A stone is dropped into a river from a bridge 43.3 m above the water. Another stone is thrown vertically down 1.06 s after the first is dropped. Both stones strike the water at the same time. What is the initial speed of the second stone?
h=gt²/2 =>
t= sqrt(2h/g) = sqrt(2•43.3/9.8) =2.97 s.
t1=t-1.06 = 2.97 – 1.06 = 1.91 s.
h= v₀•t1 +g•t1²/2
Solve for v₀.
To find the initial speed of the second stone, we can first calculate the time it takes for the first stone to reach the water. Since the first stone is dropped from rest, we can use the equation for free fall:
s = ut + (1/2)gt^2
where:
- s is the distance fallen (in this case, 43.3 m)
- u is the initial velocity (0 m/s for a dropped stone)
- t is the time taken (which we want to find)
- g is the acceleration due to gravity (approximately 9.8 m/s^2)
Rearranging the equation to solve for t, we get:
t = √(2s/g)
Substituting the given values, we have:
t = √(2 * 43.3 m / 9.8 m/s^2)
t ≈ √(8.806)
t ≈ 2.968 s
So, it takes approximately 2.968 seconds for the first stone to reach the water.
Since the second stone is thrown vertically down 1.06 seconds after the first is dropped, we can calculate the time it takes for the second stone to reach the water by subtracting the throwing delay from the time it took for the first stone to reach the water.

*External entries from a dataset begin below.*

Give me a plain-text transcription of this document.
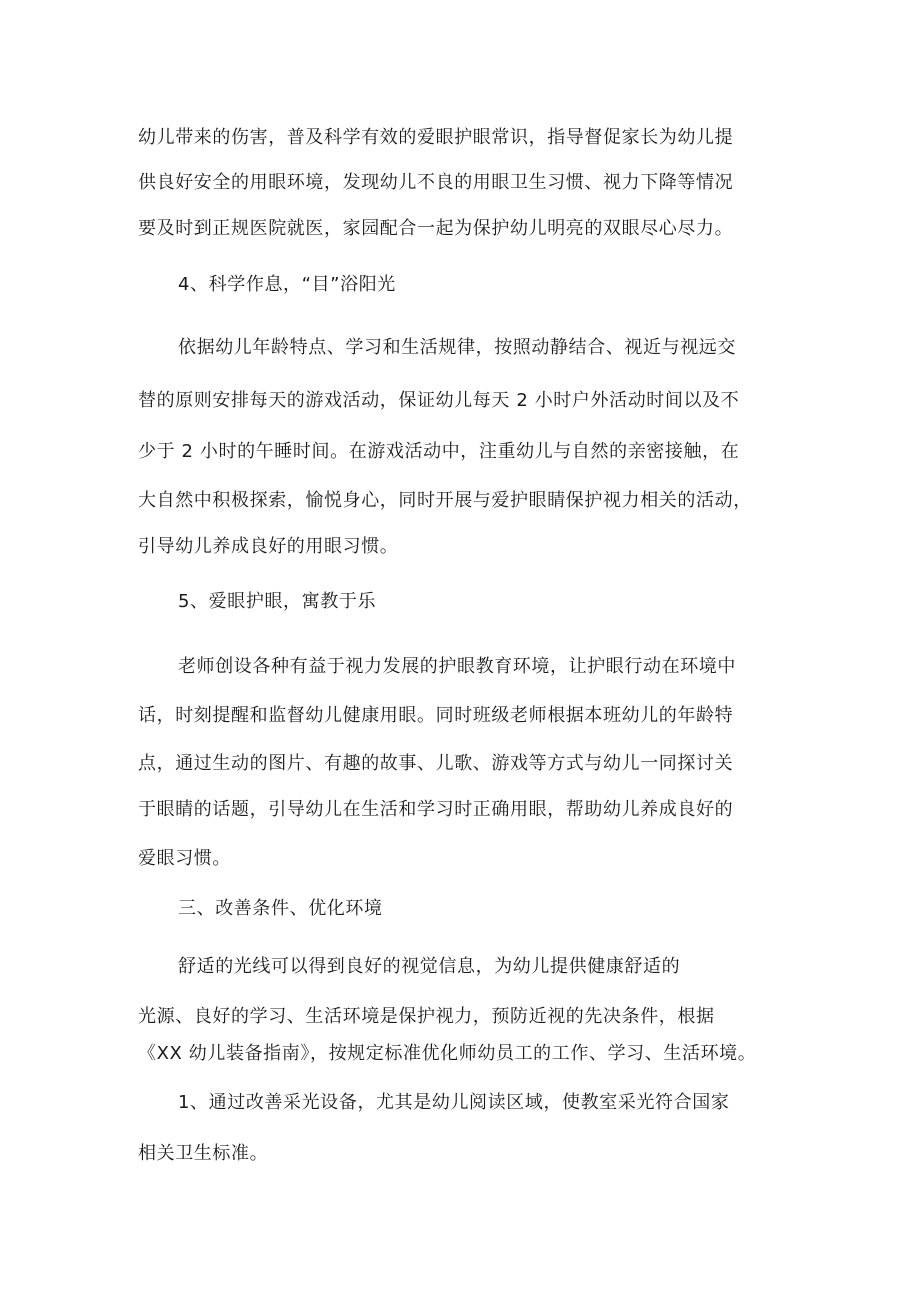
幼儿带来的伤害，普及科学有效的爱眼护眼常识，指导督促家长为幼儿提
供良好安全的用眼环境，发现幼儿不良的用眼卫生习惯、视力下降等情况
要及时到正规医院就医，家园配合一起为保护幼儿明亮的双眼尽心尽力。
4、科学作息，“目”浴阳光
依据幼儿年龄特点、学习和生活规律，按照动静结合、视近与视远交
替的原则安排每天的游戏活动，保证幼儿每天 2 小时户外活动时间以及不
少于 2 小时的午睡时间。在游戏活动中，注重幼儿与自然的亲密接触，在
大自然中积极探索，愉悦身心，同时开展与爱护眼睛保护视力相关的活动，
引导幼儿养成良好的用眼习惯。
5、爱眼护眼，寓教于乐
老师创设各种有益于视力发展的护眼教育环境，让护眼行动在环境中
话，时刻提醒和监督幼儿健康用眼。同时班级老师根据本班幼儿的年龄特
点，通过生动的图片、有趣的故事、儿歌、游戏等方式与幼儿一同探讨关
于眼睛的话题，引导幼儿在生活和学习时正确用眼，帮助幼儿养成良好的
爱眼习惯。
三、改善条件、优化环境
舒适的光线可以得到良好的视觉信息，为幼儿提供健康舒适的
光源、良好的学习、生活环境是保护视力，预防近视的先决条件，根据
《XX 幼儿装备指南》，按规定标准优化师幼员工的工作、学习、生活环境。
1、通过改善采光设备，尤其是幼儿阅读区域，使教室采光符合国家
相关卫生标准。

Time taken for the second stone = Time taken for the first stone - Throwing delay
= 2.968 s - 1.06 s
= 1.908 s
Now, we can use the equation for motion under constant acceleration to find the initial velocity of the second stone:
v = u + at
where:
- v is the final velocity (0 m/s when the stone reaches the water)
- u is the initial velocity (which we want to find)
- a is the acceleration (equal to the acceleration due to gravity, -9.8 m/s^2, since the stone is moving downward)
- t is the time taken (1.908 s)
Rearranging the equation to solve for u, we have:
u = v - at
= 0 m/s - (-9.8 m/s^2 * 1.908 s)
= 18.7184 m/s
So, the initial speed of the second stone is approximately 18.7184 m/s.